What is the result of frustration?

If frustration occurs, both parties will be released from any liability for further performance. This means that they cannot sue, nor be sued, for a failure to perform any further obligations under the contract. Accordingly, the parties do not attain, by frustration, entitlement to more time or money to perform; rather, the contract is simply brought to an end.

This does not mean the contract has no more relevance to the parties’ relationship. Generally, parties will retain any rights which they accrued up to the point of frustration. Further, some secondary provisions of the contract – for example, dispute resolution clauses or limitations of liability – may survive frustration, and continue to apply to matters arising in connection with the contract.

Depending on the particular contract, the financial consequences of frustration may be difficult to resolve. This is especially so in cases where parties have made payments in advance of performance – or where one party has partially performed, but would not be entitled to payment until performance was complete. In these situations, there is a question as to where the parties’ losses fall. There is no one-size-fits-all rule that applies here. However, in Scots law, depending on the facts of the case, the courts may make an equitable adjustment between the parties in relation to sums paid in advance. They may also consider whether partial performance should be compensated on a quantum meruit basis.

How does frustration relate to force majeure clauses?

Frustration and force majeure clauses are both concerned with the effects of supervening events on a contract. However, as we mentioned above, a force majeure usually makes provision for how the contract will continue in the face of such a risk event.

On the other hand, it is usually thought that frustration cannot arise if the supervening event was something which the parties either foresaw, or provided for in their contract. It could therefore be that an event which might otherwise result in frustration will not have that effect, if the event falls within the scope of a force majeure clause.

Asserting that a contract is frustrated

A court will not lightly accept that a contract is frustrated. There are several reasons for this, but among them: (i) it will often be difficult for a party to show that performance of a contract is impossible or radically different, as opposed to merely more onerous to carry out; and, (ii) the result of frustration – i.e. the end of the contract – is considered severe.

A party considering asserting frustration should consider the commercial and legal risk. Bringing the contract to an end (and therefore losing all future rights under it) will not be a practical solution to every risk event. Additionally, asserting that a contract is frustrated, without having a prepared a strong case for why that is so, could be interpreted as a statement that the asserting party simply does not intend to be bound by the contract any more. That party might then be exposed to a claim for wrongful termination.

Frustration and coronarvirus

As we said at the beginning of this article, most construction contracts make detailed provision for how risk events are to be dealt with. It is likely only if the effects of the pandemic do not give rise to any relief under these clauses that frustration will become relevant.

However, even in those cases, it would not necessarily follow that the contract is frustrated.

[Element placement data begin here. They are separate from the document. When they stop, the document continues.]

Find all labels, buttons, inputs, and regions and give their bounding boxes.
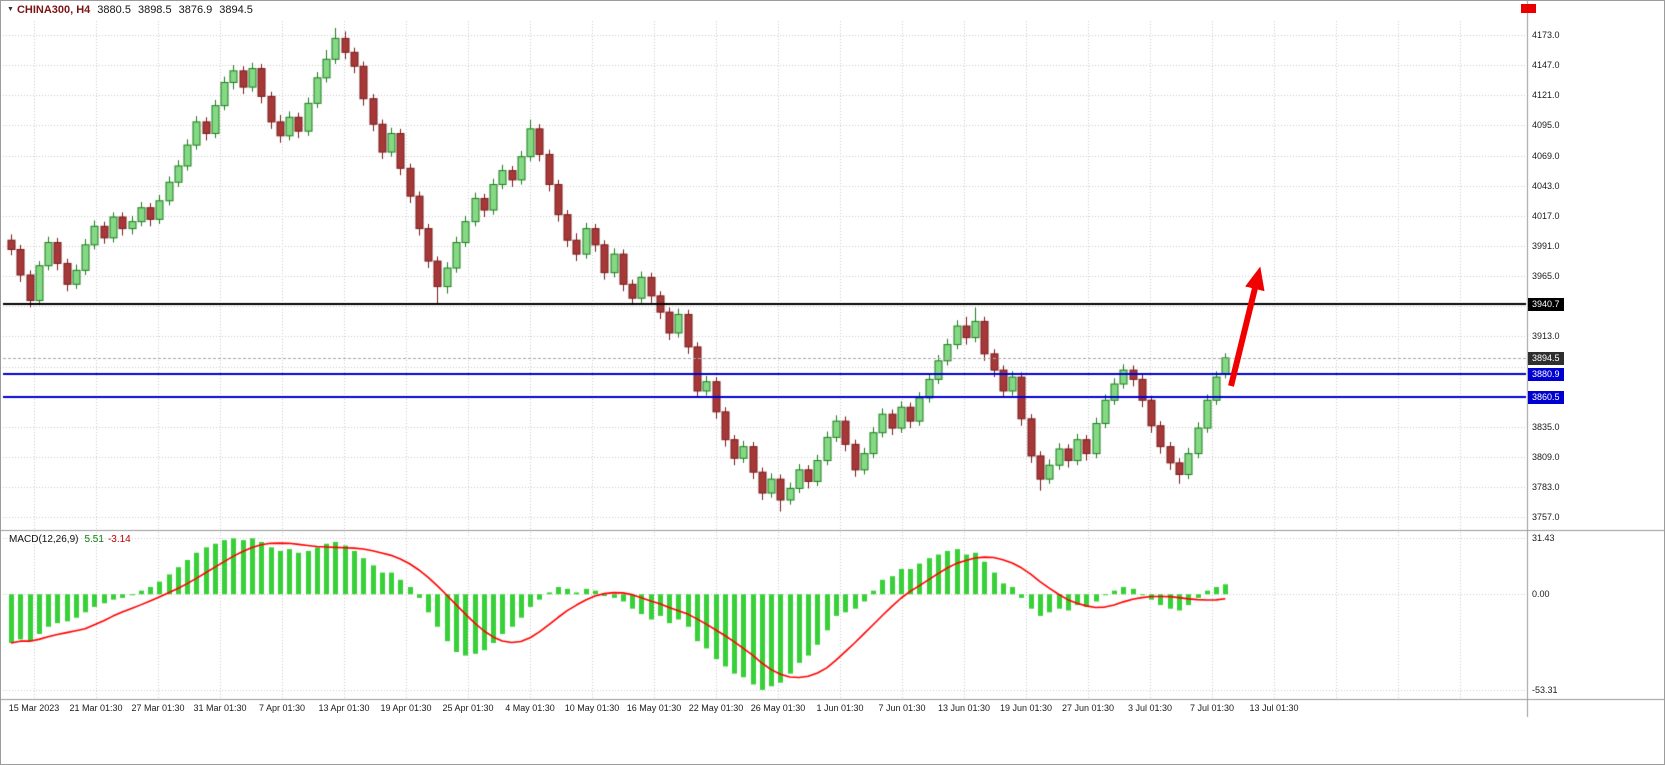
trend-arrow-annotation[interactable] <box>1221 253 1273 395</box>
chart-title: ▼ CHINA300, H4 3880.5 3898.5 3876.9 3894.5 <box>7 4 253 16</box>
high-value: 3898.5 <box>137 4 172 16</box>
red-rectangle-annotation[interactable] <box>1521 4 1536 13</box>
low-value: 3876.9 <box>178 4 213 16</box>
close-value: 3894.5 <box>219 4 253 16</box>
symbol-marker-icon: ▼ <box>7 6 14 13</box>
macd-signal-value: -3.14 <box>107 534 131 545</box>
open-value: 3880.5 <box>97 4 131 16</box>
macd-main-value: 5.51 <box>84 534 104 545</box>
macd-name-label: MACD(12,26,9) <box>9 534 79 545</box>
symbol-timeframe-label: CHINA300, H4 <box>16 4 91 16</box>
macd-indicator-label: MACD(12,26,9) 5.51 -3.14 <box>9 534 131 545</box>
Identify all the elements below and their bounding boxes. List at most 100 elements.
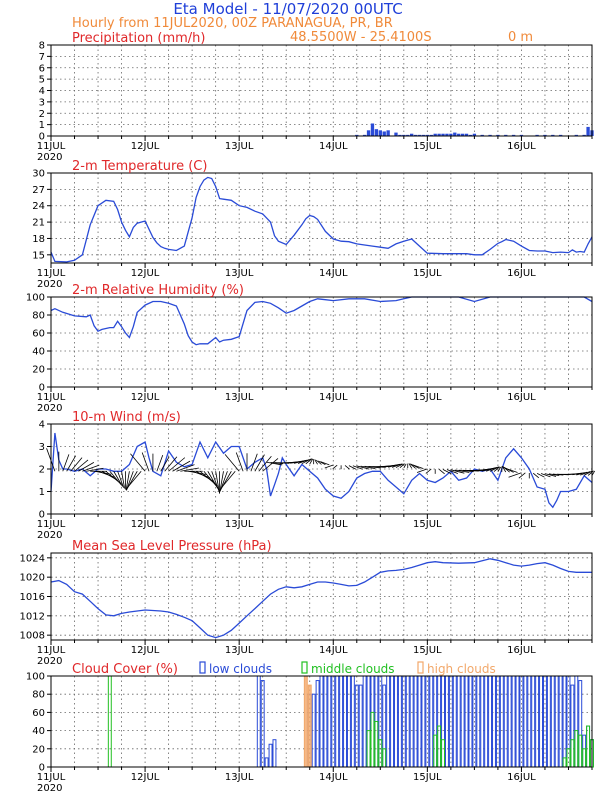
cloud-bar	[456, 675, 461, 768]
cloud-bar	[492, 675, 496, 768]
x-day-label: 15JUL	[413, 141, 442, 152]
y-tick-label: 0	[39, 132, 45, 143]
x-day-label: 14JUL	[319, 268, 348, 279]
panel-title: 10-m Wind (m/s)	[72, 410, 181, 425]
wind-arrow	[301, 458, 312, 465]
cloud-bar	[429, 675, 434, 768]
wind-arrow	[220, 470, 236, 489]
wind-arrow	[360, 465, 376, 470]
wind-arrow	[113, 471, 123, 487]
precip-bar	[511, 134, 516, 136]
cloud-bar	[480, 675, 485, 768]
x-day-label: 12JUL	[131, 519, 160, 530]
legend-label: low clouds	[209, 662, 272, 676]
y-tick-label: 1	[39, 487, 45, 498]
wind-arrow	[416, 468, 428, 473]
cloud-bar	[515, 675, 520, 768]
wind-arrow	[352, 465, 363, 470]
series-line	[50, 296, 593, 346]
wind-arrow	[86, 467, 104, 472]
wind-arrow	[160, 456, 170, 472]
y-tick-label: 60	[32, 708, 45, 719]
y-tick-label: 27	[32, 185, 45, 196]
x-year-label: 2020	[37, 656, 62, 667]
wind-arrow	[364, 465, 381, 469]
precip-bar	[417, 134, 422, 136]
wind-arrow	[332, 464, 338, 470]
wind-arrow	[318, 460, 326, 466]
cloud-bar	[570, 739, 575, 768]
wind-arrow	[425, 468, 432, 474]
cloud-bar	[562, 757, 567, 768]
precip-bar	[457, 133, 461, 136]
precip-bar	[460, 133, 465, 136]
wind-arrow	[168, 457, 186, 472]
precip-bar	[449, 133, 453, 136]
cloud-bar	[366, 730, 371, 768]
cloud-bar	[264, 757, 269, 768]
wind-arrow	[544, 473, 557, 477]
x-day-label: 16JUL	[507, 645, 536, 656]
y-tick-label: 6	[39, 63, 45, 74]
y-tick-label: 1020	[20, 573, 45, 584]
wind-arrow	[82, 464, 100, 472]
precip-bar	[445, 133, 449, 136]
wind-arrow	[391, 463, 403, 468]
y-tick-label: 5	[39, 75, 45, 86]
x-year-label: 2020	[37, 152, 62, 163]
y-tick-label: 21	[32, 218, 45, 229]
x-day-label: 12JUL	[131, 392, 160, 403]
cloud-bar	[499, 675, 504, 768]
cloud-bar	[511, 675, 516, 768]
wind-arrow	[215, 471, 221, 494]
cloud-bar	[413, 675, 418, 768]
y-tick-label: 1008	[20, 631, 45, 642]
wind-arrow	[314, 459, 318, 465]
chart-subtitle: Hourly from 11JUL2020, 00Z PARANAGUA, PR…	[72, 16, 393, 31]
x-day-label: 12JUL	[131, 645, 160, 656]
cloud-bar	[323, 675, 328, 768]
precip-bar	[386, 130, 390, 136]
precip-bar	[582, 134, 586, 136]
x-day-label: 13JUL	[225, 645, 254, 656]
panel-title: 2-m Temperature (C)	[72, 159, 207, 174]
y-tick-label: 4	[39, 86, 45, 97]
x-day-label: 16JUL	[507, 519, 536, 530]
y-tick-label: 15	[32, 250, 45, 261]
cloud-bar	[578, 734, 583, 768]
cloud-bar	[421, 675, 426, 768]
y-tick-label: 4	[39, 420, 45, 431]
cloud-bar	[488, 675, 493, 768]
wind-arrow	[130, 453, 146, 472]
cloud-bar	[409, 675, 414, 768]
cloud-bar	[452, 675, 457, 768]
wind-arrow	[121, 471, 126, 489]
wind-arrow	[587, 470, 594, 476]
wind-arrow	[410, 463, 420, 469]
precip-bar	[488, 134, 492, 136]
precip-bar	[586, 126, 590, 136]
cloud-bar	[562, 675, 567, 768]
wind-arrow	[254, 454, 265, 472]
wind-arrow	[207, 471, 219, 489]
x-day-label: 15JUL	[413, 519, 442, 530]
precip-bar	[453, 132, 457, 136]
precip-bar	[480, 134, 484, 136]
y-tick-label: 24	[32, 201, 45, 212]
chart-title: Eta Model - 11/07/2020 00UTC	[173, 0, 402, 18]
wind-arrow	[548, 473, 560, 477]
cloud-bar	[374, 721, 379, 768]
y-tick-label: 80	[32, 311, 45, 322]
cloud-bar	[390, 675, 395, 768]
cloud-bar	[468, 675, 473, 768]
wind-arrow	[126, 470, 142, 489]
wind-arrow	[395, 463, 404, 468]
y-tick-label: 40	[32, 726, 45, 737]
wind-arrow	[297, 459, 310, 464]
panel-title: Cloud Cover (%)	[72, 662, 178, 677]
panel-4: 0 1 2 3 4 11JUL 12JUL 13JUL 14JUL 15JUL 16JUL 2020 1…	[37, 410, 596, 541]
wind-arrow	[293, 459, 308, 464]
wind-arrow	[235, 452, 244, 472]
cloud-bar	[531, 675, 536, 768]
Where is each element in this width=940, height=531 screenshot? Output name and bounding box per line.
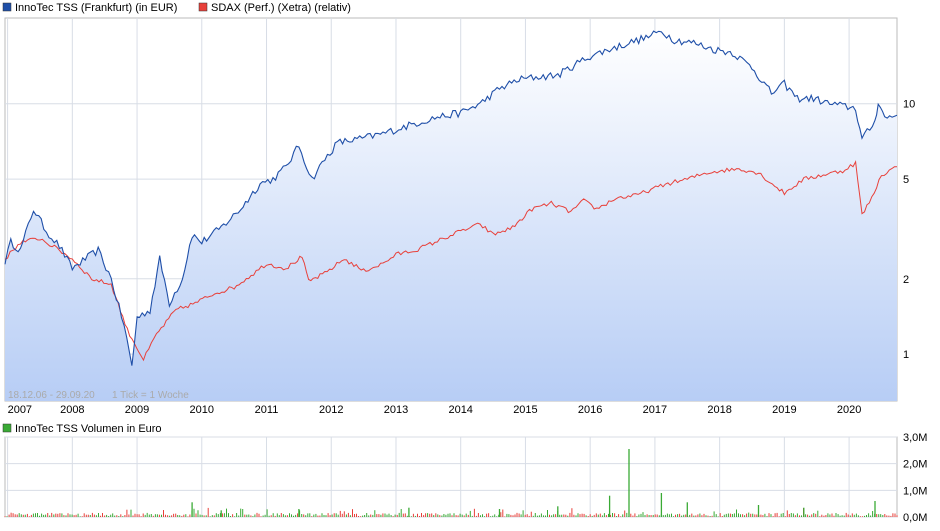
innotec-area-fill xyxy=(5,31,897,401)
legend-swatch-sdax xyxy=(198,2,208,12)
volume-chart: 0,0M 1,0M 2,0M 3,0M xyxy=(4,432,927,524)
legend-label-sdax: SDAX (Perf.) (Xetra) (relativ) xyxy=(211,2,351,14)
volume-y-tick-label: 2,0M xyxy=(903,459,927,471)
x-tick-label: 2014 xyxy=(448,404,472,416)
innotec-series-line xyxy=(4,30,898,366)
y-tick-label: 2 xyxy=(903,274,909,286)
x-tick-label: 2008 xyxy=(60,404,84,416)
volume-plot-frame xyxy=(4,436,898,518)
x-tick-label: 2010 xyxy=(190,404,214,416)
x-tick-label: 2011 xyxy=(255,404,279,416)
y-tick-label: 5 xyxy=(903,174,909,186)
date-range-label: 18.12.06 - 29.09.20 xyxy=(8,390,95,401)
volume-chart-title: InnoTec TSS Volumen in Euro xyxy=(15,423,162,435)
x-tick-label: 2018 xyxy=(707,404,731,416)
price-chart: 1 2 5 10 2007 2008 2009 2010 2011 2012 2013 2014 20… xyxy=(4,17,915,416)
x-tick-label: 2019 xyxy=(772,404,796,416)
y-tick-label: 10 xyxy=(903,99,915,111)
x-tick-label: 2020 xyxy=(837,404,861,416)
x-tick-label: 2009 xyxy=(125,404,149,416)
x-tick-label: 2015 xyxy=(513,404,537,416)
volume-y-tick-label: 1,0M xyxy=(903,485,927,497)
tick-interval-label: 1 Tick = 1 Woche xyxy=(112,390,189,401)
x-tick-label: 2013 xyxy=(384,404,408,416)
x-tick-label: 2016 xyxy=(578,404,602,416)
y-tick-label: 1 xyxy=(903,349,909,361)
sdax-series-line xyxy=(4,160,897,362)
volume-y-tick-label: 3,0M xyxy=(903,432,927,444)
x-tick-label: 2017 xyxy=(643,404,667,416)
volume-legend-swatch xyxy=(2,423,12,433)
x-tick-label: 2012 xyxy=(319,404,343,416)
legend-label-innotec: InnoTec TSS (Frankfurt) (in EUR) xyxy=(15,2,177,14)
x-tick-label: 2007 xyxy=(8,404,32,416)
volume-y-tick-label: 0,0M xyxy=(903,512,927,524)
legend-swatch-innotec xyxy=(2,2,12,12)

That is because, in many contracts, an event  need only delay or hinder performance in order to trigger a force majeure (or other relief event) clause. Generally, this is easier to establish than impossibility, or a radical change in performance. The effects of the pandemic on a given project would need to be severe in order to show these criteria were met. In most cases then, if no contractual relief is available for any of the effects of coronavirus, the result is more likely that the contractor will remain obliged to perform (possibly at increased cost), than the ending of the contract by frustration.

In light of these points, frustration may in reality be of limited assistance to parties to construction contracts in the current situation: frustration rarely arises, has far-reaching consequences, and is unlikely to provide the contractor with any financial relief.